# taz.de -- Kachelmann nach seinem Freispruch: "Keine Gewalt in meinem Leben"
       
       > Jörg Kachelmann hat zum ersten Mal seit seinem Freispruch vom Vorwurf der
       > Vergewaltigung ein Interview gegeben. Er findet deutliche Worte über
       > Paparazzi und die Justiz.
       
 (IMG) Bild: Auch nach dem Freispruch: Immer mit demselben Gesicht in die Tiefgarage des Landgerichts - und wieder raus.
       
       Berlin taz | "Mich erpresst niemand mehr". Nach 132 Tagen Untersuchungshaft
       empfindet das der 52 Jahre alte, ehemalige ARD-Wettermann Jörg Kachelmann
       "schon fast beruhigend", sagte er der Zeit im ersten Interview nach seinem
       Freispruch vom Vorwurf der Vergewaltigung. Das sei der Vorteil, wenn man
       als lebendiges Röntgenbild durch die welt laufe, von dem jedes intime
       Detail bekannt sei.
       
       Er müsse keine Angst mehr haben vor dem strafenden Gott in der Inkarnation
       der Bunten oder der Bild: "Das ist schon fast beruhigend". An einem
       anonymen Ort empfing Kachelmann die Zeit-Journalisten, nach dem Freispruch
       aus Mangel an Beweisen - nach 43 Verhandlungstagen. Sowohl die Ex-Geliebte
       als auch die Staatsanwaltschaft haben inzwischen Revision gegen den
       Freispruch des Wettermoderators eingelegt.
       
       Er habe den Glauben an die deutsche Justiz komplett verloren, sagt
       Kachelmann, und habe deswegen am 30. Mai vor dem Landgericht Mannheim nicht
       unbedingt an einen Freispruch geglaubt: "Ich hatte im Gerichtssaal so viel
       Irrationalität kennengelernt, vor allem auch von den Mannheimer
       Staatsanwälten, dass ich bis zum Schluss mit der menschlichen
       Irrationalität rechnen musste." Er habe vor Gericht geschwiegen, weil er
       sonst an jedem Prozesstag hundertmal hätte aufstehen und sagen müssen: "Das
       ist gelogen!"
       
       Er habe sich nicht an dem Schwachsinn beteiligen wollen, der über ihn
       erzählt wurde. Und vom ersten Prozesstag bis zum letzten habe er versucht,
       die Fassung zu wahren. "Ich wollte mit immer demselben Gesicht in die
       Tiefgarage des Landgerichts fahren - und mit demselben Gesicht wieder raus.

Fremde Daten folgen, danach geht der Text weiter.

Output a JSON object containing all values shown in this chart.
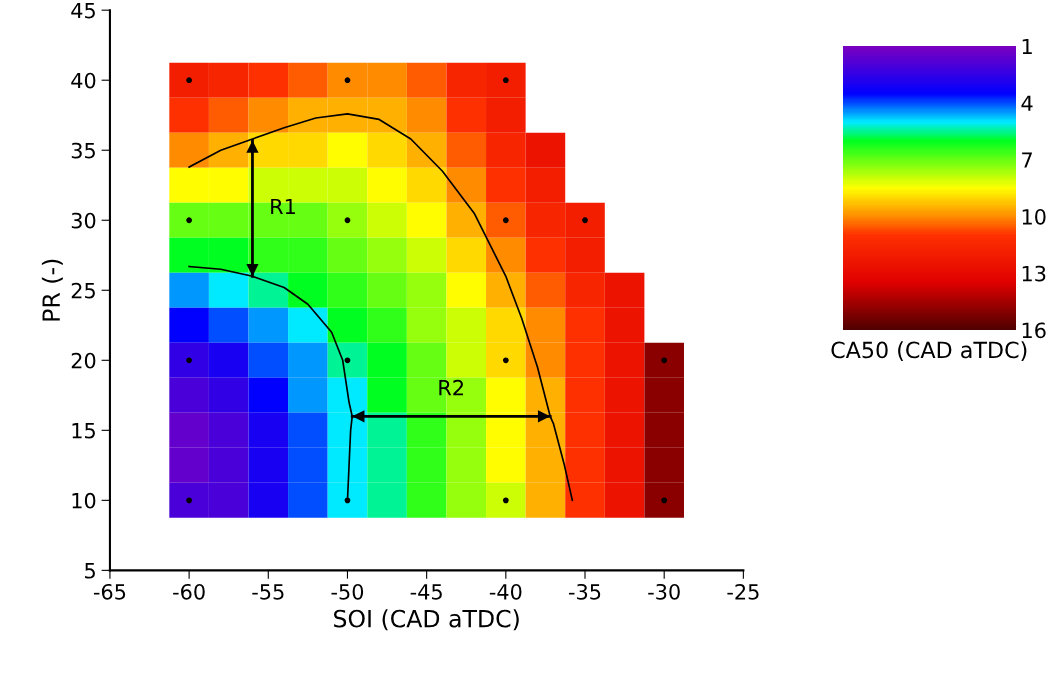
{
  "chart_data": {
    "type": "heatmap",
    "xlabel": "SOI (CAD aTDC)",
    "ylabel": "PR (-)",
    "clabel": "CA50 (CAD aTDC)",
    "x": [
      -60,
      -57.5,
      -55,
      -52.5,
      -50,
      -47.5,
      -45,
      -42.5,
      -40,
      -37.5,
      -35,
      -32.5,
      -30
    ],
    "y": [
      40,
      37.5,
      35,
      32.5,
      30,
      27.5,
      25,
      22.5,
      20,
      17.5,
      15,
      12.5,
      10
    ],
    "cells": [
      [
        12,
        11.5,
        11,
        10.5,
        10,
        10,
        10.5,
        11.5,
        12,
        null,
        null,
        null,
        null
      ],
      [
        11,
        10.5,
        10,
        9.5,
        9.5,
        9.5,
        10,
        11,
        12,
        null,
        null,
        null,
        null
      ],
      [
        10,
        9.5,
        9,
        9,
        8.5,
        9,
        9.5,
        10.5,
        11.5,
        12.5,
        null,
        null,
        null
      ],
      [
        8.5,
        8.5,
        8,
        8,
        8,
        8.5,
        9,
        10,
        11,
        12,
        null,
        null,
        null
      ],
      [
        7,
        7,
        7,
        7,
        7.5,
        8,
        8.5,
        9.5,
        10.5,
        11.5,
        12,
        null,
        null
      ],
      [
        6,
        6,
        6.5,
        6.5,
        7,
        7.5,
        8,
        9,
        10,
        11,
        12,
        null,
        null
      ],
      [
        4.5,
        5,
        5.5,
        6,
        6.5,
        7,
        7.5,
        8.5,
        9.5,
        10.5,
        11.5,
        12.5,
        null
      ],
      [
        3.5,
        4,
        4.5,
        5,
        6,
        6.5,
        7.5,
        8,
        9,
        10,
        11,
        12.5,
        null
      ],
      [
        2.5,
        3,
        4,
        4.5,
        5.5,
        6,
        7,
        8,
        9,
        10,
        11,
        12.5,
        15
      ],
      [
        2,
        2.5,
        3.5,
        4.5,
        5,
        6,
        7,
        7.5,
        8.5,
        9.5,
        11,
        12.5,
        15
      ],
      [
        1.5,
        2,
        3,
        4,
        5,
        5.5,
        6.5,
        7.5,
        8.5,
        9.5,
        11,
        12.5,
        15
      ],
      [
        1.5,
        2,
        3,
        4,
        5,
        5.5,
        6.5,
        7.5,
        8.5,
        9.5,
        11,
        12.5,
        15
      ],
      [
        2,
        2,
        3,
        4,
        5,
        5.5,
        6.5,
        7.5,
        8,
        9.5,
        11,
        12.5,
        15
      ]
    ],
    "clim": [
      16,
      1
    ],
    "cticks": [
      1,
      4,
      7,
      10,
      13,
      16
    ],
    "xlim": [
      -65,
      -25
    ],
    "xticks": [
      -65,
      -60,
      -55,
      -50,
      -45,
      -40,
      -35,
      -30,
      -25
    ],
    "ylim": [
      5,
      45
    ],
    "yticks": [
      5,
      10,
      15,
      20,
      25,
      30,
      35,
      40,
      45
    ],
    "grid": false,
    "series": [
      {
        "type": "line",
        "color": "#000000",
        "x": [
          -60,
          -58,
          -56,
          -54,
          -52.5,
          -51,
          -50.3,
          -49.9,
          -49.7,
          -49.8,
          -49.9,
          -50
        ],
        "values": [
          26.7,
          26.5,
          26,
          25.2,
          24,
          22,
          20,
          17,
          16,
          15,
          12.5,
          10
        ]
      },
      {
        "type": "line",
        "color": "#000000",
        "x": [
          -60,
          -58,
          -56,
          -54,
          -52,
          -50,
          -48,
          -46,
          -44,
          -42,
          -40,
          -39,
          -38,
          -37.2,
          -37,
          -36.3,
          -35.8
        ],
        "values": [
          33.8,
          35,
          35.8,
          36.6,
          37.3,
          37.6,
          37.2,
          35.8,
          33.5,
          30.5,
          26,
          23,
          19.5,
          16,
          15.5,
          12.5,
          10
        ]
      },
      {
        "type": "line",
        "color": "#000000",
        "x": [
          -56,
          -56
        ],
        "values": [
          35.7,
          26
        ]
      },
      {
        "type": "line",
        "color": "#000000",
        "x": [
          -49.7,
          -37.2
        ],
        "values": [
          16,
          16
        ]
      },
      {
        "type": "scatter",
        "color": "#000000",
        "marker": "circle",
        "x": [
          -60,
          -50,
          -40,
          -60,
          -50,
          -40,
          -35,
          -60,
          -50,
          -40,
          -30,
          -60,
          -50,
          -40,
          -30
        ],
        "values": [
          40,
          40,
          40,
          30,
          30,
          30,
          30,
          20,
          20,
          20,
          20,
          10,
          10,
          10,
          10
        ]
      }
    ],
    "annotations": [
      "R1",
      "R2"
    ]
  }
}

       Was geht es die sabbernden Fotografen an, wie es mir geht?"
       
       ## Kachelmann ist vorsichtig geworden
       
       Anstatt auf die Vorschläge seiner Freunde zu hören - 97 Prozent seines
       Bekanntenkreises habe er allerdings seit der Anklage verloren, sagt er -
       ein neues Leben in einem fernen Land anzufangen, plant er eine gerichtliche
       Schlacht gegen alle diejenigen, die behauptet haben, das er gewalttätig
       gewesen sein soll. "Es gab keine Gewalt in meinem Leben. Keine Gewalt gegen
       Erwachsene, keine gegen Kinder, keine Übergriffe, auch keine sogenannten
       Grenzerkundungen und schon gar keine -überschreitungen."
       
       Ja, er habe Frauen belogen, Menschen verarscht, "aber das ich deswegen
       nicht alle auf dem Zaun habe, glaube ich nicht". Sein Privatleben, ob er
       monogam leben könne und ob seine Ehe mit der Studentin Miriam nun Bestand
       habe, das ginge die Presse "einen Scheiß an". Kachelmann ist sehr
       vorsichtig geworden, "antizipiert alles in jeder Sekunde, was man aus
       seinem Verhalten herauslesen könnte". Er benutzt sein Handy kaum noch, weil
       er fürchtet, geortet zu werden, achtet darauf, was er in den Müll wirft,
       weil Journalisten darin wühlen könnten.
       
       Er ist nicht mit fremden Frauen allein in einem Raum und betritt keine
       Hotels mehr, weil er fürchtet, die Rezeption könnte seinen Aufenthaltsort
       weitergeben. Und er fliegt nicht mehr mit der Lufthansa, weil er aus einer
       dieser Maschinen in Frankfurt stieg, als er verhaftet wurde. Apropos
       Fliegen - er habe, weil ihn "das alles finanziell komplett fertiggemacht
       habe", Bescheidenheit gelernt und dass es "auch in der Economy-Klasse von
       Flugzeugen ein Leben gibt". Er müsse jetzt hohe Schulden abbezahlen und
       deswegen sein Seegrundstück in Kanada verkaufen - für eine knappe Million.